November 22nd, 2009, 10:34 AM
Well... I understand that. I mean, everyone on VT knows that my biggest fear is pregnancy.
We don't go fast at all. and he's constantly thinking ahead of time. He doesn't allow himself to get carried away, and neither do I.
I did talk to him, though. He's going to buy condoms, and I'm going to try and talk to my mom about birth control. It just seems impossible to bring it up with her lately. She's changed a lot since we had that talk. So.. eh.
Dale and I know that we arn't going to fool around and/or have sex every time we're together. We respect each other.
He DOES care about what the consequences are. We've talked about it numerous times.
He has cried because I got a weird feeling that he doesn't REALLY care, and that feeling was just for a second. I get those feelings a lot because of the whole... past thing. But yeah. I didn't tell him about it, but he sensed it. He knows my body language more than my own parents do. He knows how I feel about what and how to make me comfortable in awkward situations.
He DOES care, Nick. I know he does.
And I know we're taking risks... but.. Idk.
We're doing the best we can for now.

SlightlySane
November 22nd, 2009, 10:49 AM
Eryka, I don't know the answer to most of those questions but I'll do my best. Even without coming to an orgasm there is still a chance that you can get pregnant. I've seen many people that I know personally say it wasn't going to happen because they were careful, and then it did.

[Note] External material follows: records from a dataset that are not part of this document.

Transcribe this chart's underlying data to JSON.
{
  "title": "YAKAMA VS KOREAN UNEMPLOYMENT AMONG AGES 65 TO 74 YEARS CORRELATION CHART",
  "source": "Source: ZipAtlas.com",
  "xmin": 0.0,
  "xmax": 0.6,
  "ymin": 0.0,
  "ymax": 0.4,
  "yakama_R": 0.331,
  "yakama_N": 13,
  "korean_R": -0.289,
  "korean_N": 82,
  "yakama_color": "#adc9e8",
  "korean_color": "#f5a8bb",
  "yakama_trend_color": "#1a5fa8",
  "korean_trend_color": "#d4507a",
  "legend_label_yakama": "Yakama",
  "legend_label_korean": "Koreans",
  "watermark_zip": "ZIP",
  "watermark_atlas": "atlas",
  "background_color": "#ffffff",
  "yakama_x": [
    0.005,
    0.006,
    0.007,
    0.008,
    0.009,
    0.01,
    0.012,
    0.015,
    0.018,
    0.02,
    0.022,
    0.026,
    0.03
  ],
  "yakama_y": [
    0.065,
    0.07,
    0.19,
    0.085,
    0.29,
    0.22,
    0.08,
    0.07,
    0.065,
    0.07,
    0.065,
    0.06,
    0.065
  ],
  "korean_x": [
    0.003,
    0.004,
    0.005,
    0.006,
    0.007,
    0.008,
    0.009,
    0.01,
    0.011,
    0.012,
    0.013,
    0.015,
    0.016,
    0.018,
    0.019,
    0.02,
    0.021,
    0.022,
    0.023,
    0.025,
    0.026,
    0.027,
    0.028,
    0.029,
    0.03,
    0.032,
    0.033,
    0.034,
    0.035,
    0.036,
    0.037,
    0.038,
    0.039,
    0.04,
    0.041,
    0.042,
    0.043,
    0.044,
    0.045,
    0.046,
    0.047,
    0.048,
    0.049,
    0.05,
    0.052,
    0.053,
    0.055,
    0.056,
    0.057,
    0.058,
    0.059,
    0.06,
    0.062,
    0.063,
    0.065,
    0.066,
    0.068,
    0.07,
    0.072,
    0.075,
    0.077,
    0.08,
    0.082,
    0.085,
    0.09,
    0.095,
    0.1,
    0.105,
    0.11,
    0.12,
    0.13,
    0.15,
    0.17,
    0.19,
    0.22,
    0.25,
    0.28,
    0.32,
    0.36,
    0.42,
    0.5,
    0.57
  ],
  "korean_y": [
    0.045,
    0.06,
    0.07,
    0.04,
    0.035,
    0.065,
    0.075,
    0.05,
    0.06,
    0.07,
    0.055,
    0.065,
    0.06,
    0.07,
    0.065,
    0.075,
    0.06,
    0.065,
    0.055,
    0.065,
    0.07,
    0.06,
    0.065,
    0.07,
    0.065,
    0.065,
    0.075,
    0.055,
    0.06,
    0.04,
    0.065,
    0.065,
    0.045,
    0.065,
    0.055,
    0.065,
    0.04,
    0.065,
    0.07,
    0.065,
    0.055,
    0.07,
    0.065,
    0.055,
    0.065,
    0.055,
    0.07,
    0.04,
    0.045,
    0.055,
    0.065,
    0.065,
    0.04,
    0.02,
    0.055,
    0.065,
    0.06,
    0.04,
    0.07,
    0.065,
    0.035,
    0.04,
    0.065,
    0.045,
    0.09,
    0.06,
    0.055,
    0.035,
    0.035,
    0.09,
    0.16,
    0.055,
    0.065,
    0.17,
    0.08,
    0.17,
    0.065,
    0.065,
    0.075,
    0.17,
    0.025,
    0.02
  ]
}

As far as talking to your mom what I would do is bring it up as a precaution thing. Tell her that you are going to do the best to be responsible in your relationship, but you also know there are times when our hormones disrupt our thinking. Let her know that incase there is any chance you slip up in the future you want to go on birth control. I would hope that telling her this would let her see that you are trying to be responsible by knowing that your limits aren't always going to work.

Do the best you can Eryka, I know you are scared of getting pregnant so I really want you to be careful with this and get birthcontrol if you can. You know how much I care about you and don't want to see you get hurt. Just do your best hun I'm sure you will do the right thing.